The Burkholderia cepacia complex can cause chronic, life-threatening lung infections, particularly in patients with cystic fibrosis, and is challenging to treat due to its high intrinsic antimicrobial resistance and virulence, underscoring the urgent need for alternative therapies. Phage therapy is safe and effective, with the added advantage of reducing antibiotic-related toxicity when used in combination. Phage-antibiotic combinations have demonstrated efficacy in animal models and show promise in eradicating Bcc species. While compassionate use cases provide valuable insights, the lack of standardized case reporting limits their broader applicability (McCallin et al. 2019). To translate phage therapy successfully, standardized clinical trials and consensus on phage selection and production are crucial (Pires et al. 2020). Guidelines for phage manufacturing, including adherence to good manufacturing practices (GMPs) and the removal of bacterial toxins (such as LPS), are essential for ensuring the safety and efficacy of the prepared formulas (Pires et al. 2020). Delivering phages effectively to the lungs via intravenous administration may be challenging; however, nebulization of bacteriophages has shown promising results (Prazak et al. 2020; Prazak et al. 2022). Studies suggest that phages (including those against Bcc) can be stable and effective in aerosolized formulations, warranting further evaluation for clinical use in respiratory infections (Prazak et al. 2020; Mitropoulou et al. 2022; Prazak et al. 2022). Despite the promising results, several challenges must be considered. Most Bcc phages exhibit a narrow host range, limiting their applicability across diverse clinical isolates.

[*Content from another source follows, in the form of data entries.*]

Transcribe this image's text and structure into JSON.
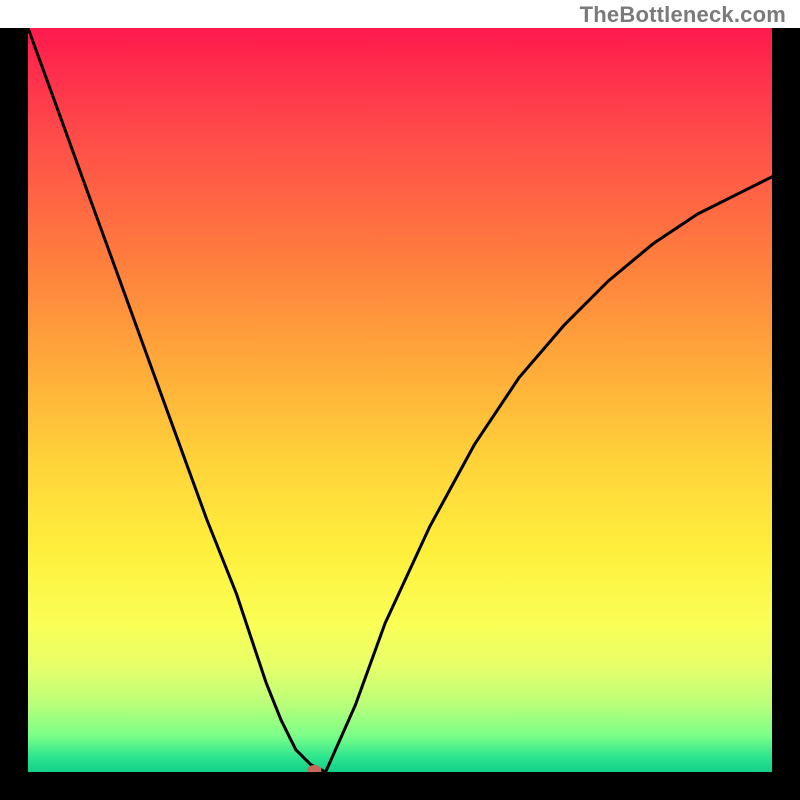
{
  "attribution": "TheBottleneck.com",
  "chart_data": {
    "type": "line",
    "title": "",
    "xlabel": "",
    "ylabel": "",
    "axes_hidden": true,
    "xlim": [
      0,
      100
    ],
    "ylim": [
      0,
      100
    ],
    "background_gradient": {
      "direction": "vertical",
      "stops": [
        {
          "pos": 0,
          "color": "#ff1a4d"
        },
        {
          "pos": 14,
          "color": "#ff4a4a"
        },
        {
          "pos": 30,
          "color": "#ff7a3e"
        },
        {
          "pos": 44,
          "color": "#ffa63a"
        },
        {
          "pos": 58,
          "color": "#ffd23a"
        },
        {
          "pos": 70,
          "color": "#ffef3c"
        },
        {
          "pos": 80,
          "color": "#faff55"
        },
        {
          "pos": 86,
          "color": "#e6ff6a"
        },
        {
          "pos": 91,
          "color": "#b8ff7a"
        },
        {
          "pos": 95,
          "color": "#7dff88"
        },
        {
          "pos": 98,
          "color": "#2de58f"
        },
        {
          "pos": 100,
          "color": "#12d08a"
        }
      ]
    },
    "series": [
      {
        "name": "bottleneck-curve",
        "color": "#000000",
        "stroke_width": 3,
        "x": [
          0,
          4,
          8,
          12,
          16,
          20,
          24,
          28,
          30,
          32,
          34,
          36,
          38,
          40,
          44,
          48,
          54,
          60,
          66,
          72,
          78,
          84,
          90,
          96,
          100
        ],
        "values": [
          100,
          89,
          78,
          67,
          56,
          45,
          34,
          24,
          18,
          12,
          7,
          3,
          1,
          0,
          9,
          20,
          33,
          44,
          53,
          60,
          66,
          71,
          75,
          78,
          80
        ]
      }
    ],
    "marker": {
      "name": "min-point",
      "x": 38.5,
      "y": 0,
      "color": "#c46a5a",
      "rx": 7,
      "ry": 5
    }
  }
}
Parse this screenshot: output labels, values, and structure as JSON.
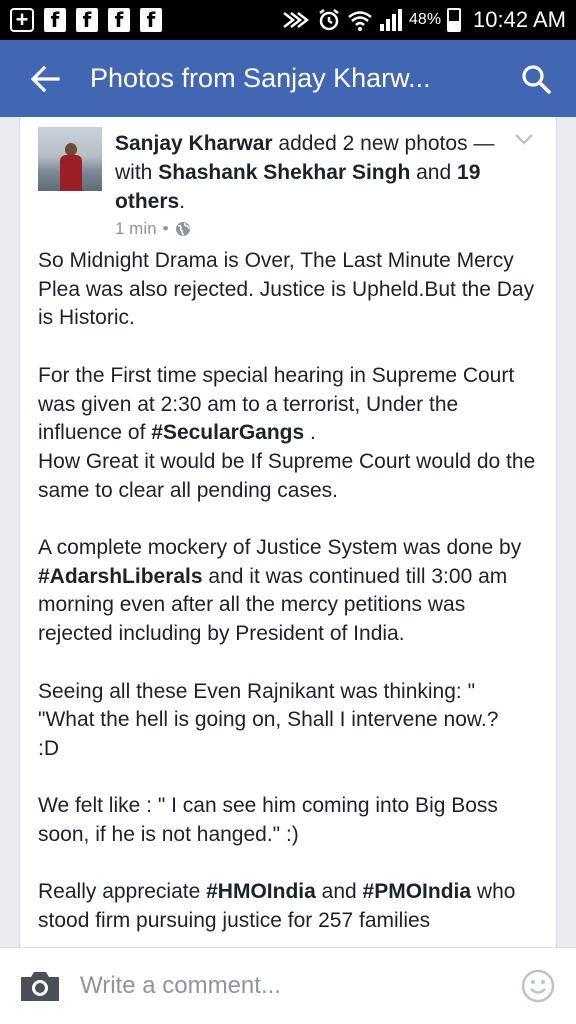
{
  "status_bar": {
    "battery": "48%",
    "time": "10:42 AM",
    "notification_icons": [
      "add-icon",
      "facebook-icon",
      "facebook-icon",
      "facebook-icon",
      "facebook-icon"
    ],
    "system_icons": [
      "nfc-icon",
      "alarm-icon",
      "wifi-icon",
      "signal-icon",
      "battery-icon"
    ]
  },
  "app_bar": {
    "title": "Photos from Sanjay Kharw...",
    "back_icon": "arrow-left-icon",
    "search_icon": "search-icon"
  },
  "post": {
    "author": "Sanjay Kharwar",
    "action": "added 2 new photos — with",
    "tagged": "Shashank Shekhar Singh",
    "and": "and",
    "others": "19 others",
    "period": ".",
    "timestamp": "1 min",
    "dot": "•",
    "privacy_icon": "globe-icon",
    "menu_icon": "chevron-down-icon",
    "paragraphs": {
      "p1": "So Midnight Drama is Over, The Last Minute Mercy Plea was also rejected. Justice is Upheld.But the Day is Historic.",
      "p2_a": "For the First time special hearing in Supreme Court was given at 2:30 am to a terrorist, Under the influence of",
      "p2_tag": "#SecularGangs",
      "p2_b": ".",
      "p2_c": "How Great it would be If Supreme Court would do the same to clear all pending cases.",
      "p3_a": "A complete mockery of Justice System was done by",
      "p3_tag": "#AdarshLiberals",
      "p3_b": "and it was continued till 3:00 am morning even after all the mercy petitions was rejected including by President of India.",
      "p4_a": "Seeing all these Even Rajnikant was thinking: \"",
      "p4_b": "\"What the hell is going on, Shall I intervene now.?",
      "p4_c": ":D",
      "p5": "We felt like : \" I can see him coming into Big Boss soon, if he is not hanged.\" :)",
      "p6_a": "Really appreciate",
      "p6_tag1": "#HMOIndia",
      "p6_and": "and",
      "p6_tag2": "#PMOIndia",
      "p6_b": "who stood firm pursuing justice for 257 families"
    }
  },
  "comment_bar": {
    "placeholder": "Write a comment...",
    "camera_icon": "camera-icon",
    "smiley_icon": "smiley-icon"
  }
}
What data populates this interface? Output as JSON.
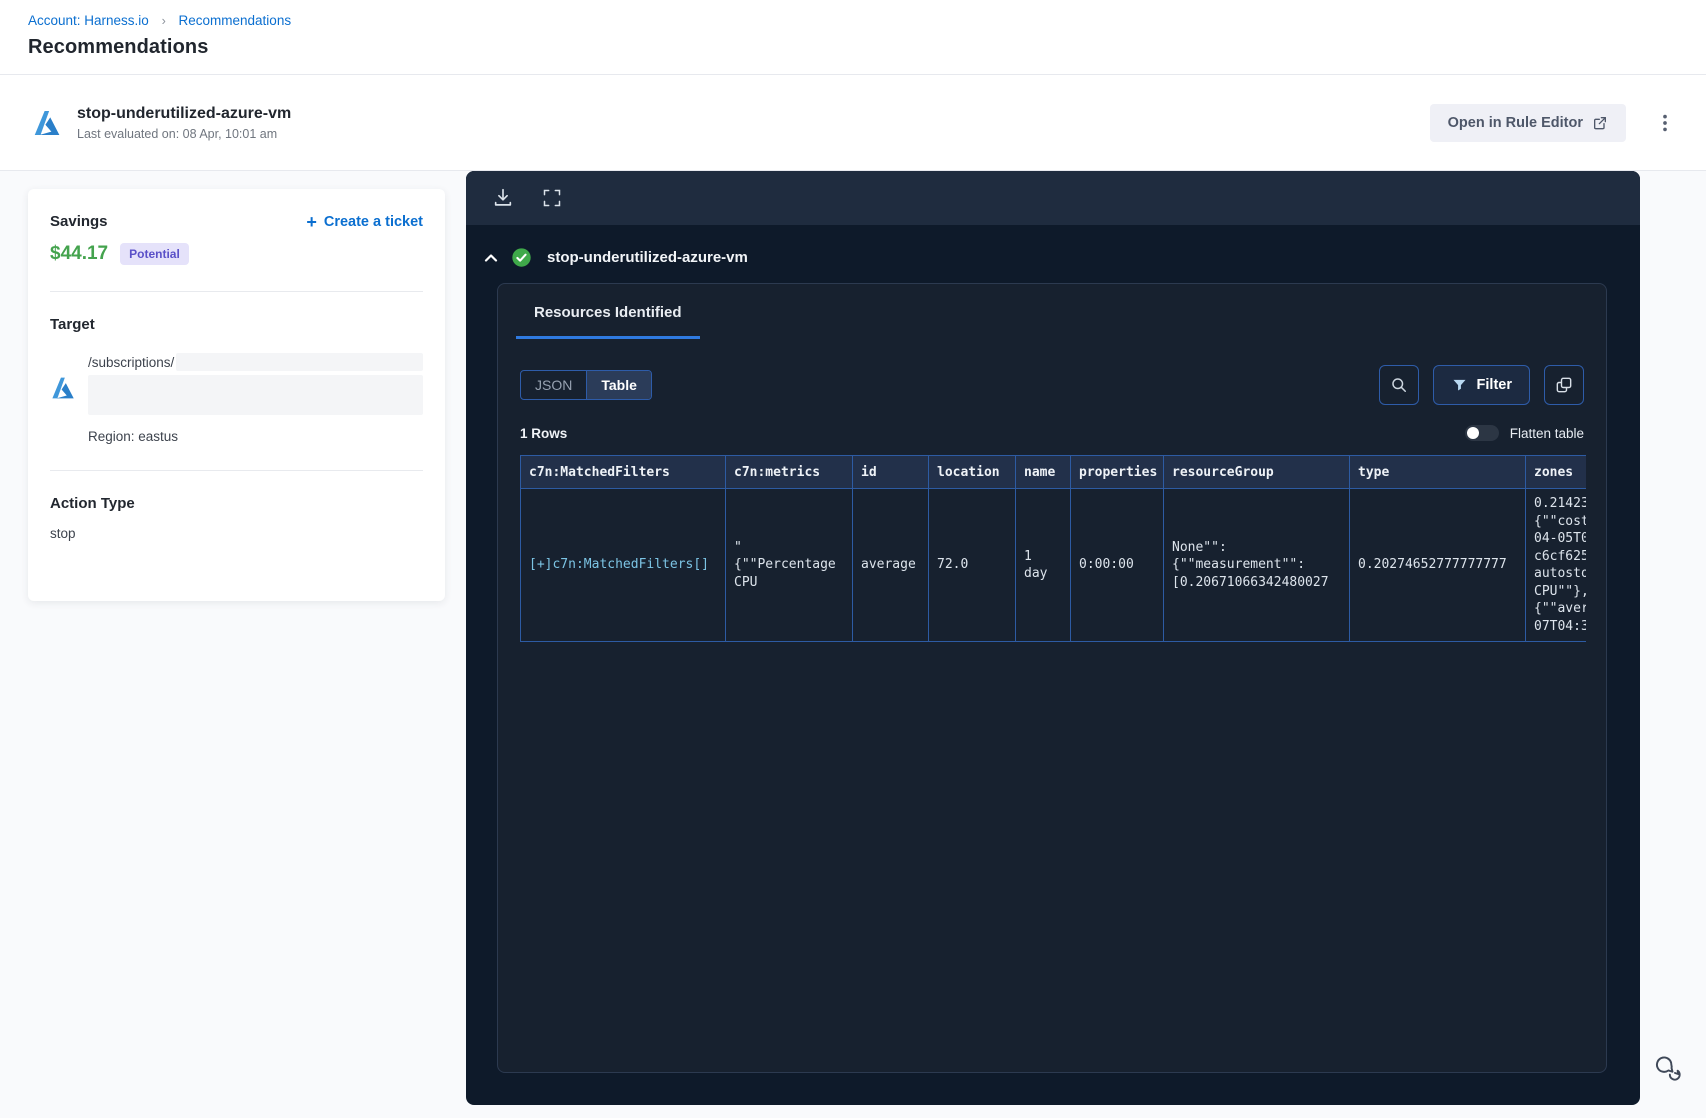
{
  "breadcrumb": {
    "account": "Account: Harness.io",
    "current": "Recommendations"
  },
  "page": {
    "title": "Recommendations"
  },
  "recommendation": {
    "name": "stop-underutilized-azure-vm",
    "last_evaluated": "Last evaluated on: 08 Apr, 10:01 am",
    "open_rule_editor": "Open in Rule Editor"
  },
  "details": {
    "savings_label": "Savings",
    "savings_amount": "$44.17",
    "savings_badge": "Potential",
    "create_ticket": "Create a ticket",
    "target_label": "Target",
    "target_path": "/subscriptions/",
    "region": "Region: eastus",
    "action_type_label": "Action Type",
    "action_type_value": "stop"
  },
  "panel": {
    "title": "stop-underutilized-azure-vm",
    "tab": "Resources Identified",
    "view_json": "JSON",
    "view_table": "Table",
    "active_view": "Table",
    "filter_label": "Filter",
    "rows_count": "1 Rows",
    "flatten_label": "Flatten table",
    "table": {
      "columns": [
        "c7n:MatchedFilters",
        "c7n:metrics",
        "id",
        "location",
        "name",
        "properties",
        "resourceGroup",
        "type",
        "zones"
      ],
      "rows": [
        [
          "[+]c7n:MatchedFilters[]",
          "\"\n{\"\"Percentage\nCPU",
          "average",
          "72.0",
          "1\nday",
          "0:00:00",
          "None\"\":\n{\"\"measurement\"\":\n[0.20671066342480027",
          "0.20274652777777777",
          "0.21423\n{\"\"cost\n04-05T0\nc6cf625\nautosto\nCPU\"\"},\n{\"\"aver\n07T04:3"
        ]
      ]
    }
  },
  "icons": {
    "toolbar": [
      "download-icon",
      "fullscreen-icon"
    ],
    "header": [
      "azure-logo",
      "external-link-icon",
      "kebab-menu-icon"
    ],
    "panel": [
      "collapse-chevron-icon",
      "success-check-icon",
      "search-icon",
      "filter-funnel-icon",
      "copy-icon"
    ],
    "footer": [
      "chat-bubbles-icon"
    ]
  },
  "colors": {
    "link_blue": "#0b6fd0",
    "savings_green": "#44a34e",
    "badge_bg": "#e5e2fa",
    "badge_text": "#5a50c8",
    "panel_bg": "#0e1a2a",
    "toolbar_bg": "#1f2c3f",
    "inner_card_bg": "#17212f",
    "table_border": "#2d5ba3",
    "table_header_bg": "#22304a",
    "tab_underline": "#2f7ae0",
    "success_green": "#3fa94a",
    "matched_filters_link": "#7cc4e4"
  }
}
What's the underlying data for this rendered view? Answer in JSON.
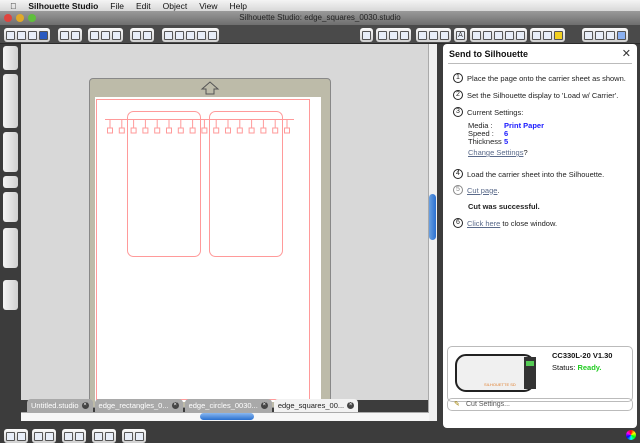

Additionally, the patient’s immune system may neutralize phages, particularly during repeated administrations, reducing therapeutic efficacy. Regulatory issues, including the lack of standardized clinical trial protocols and manufacturing requirements, complicate the translation of phage therapy into routine clinical practice. Addressing these limitations is critical for the safe and effective implementation of phage-based treatments. Future research should focus on standardizing phage selection and production, understanding Bcc phage receptors, targeting efflux pumps and virulence factors, systematically studying phage-antibiotic synergy, and rigorously evaluating delivery routes such as intravenous versus nebulization.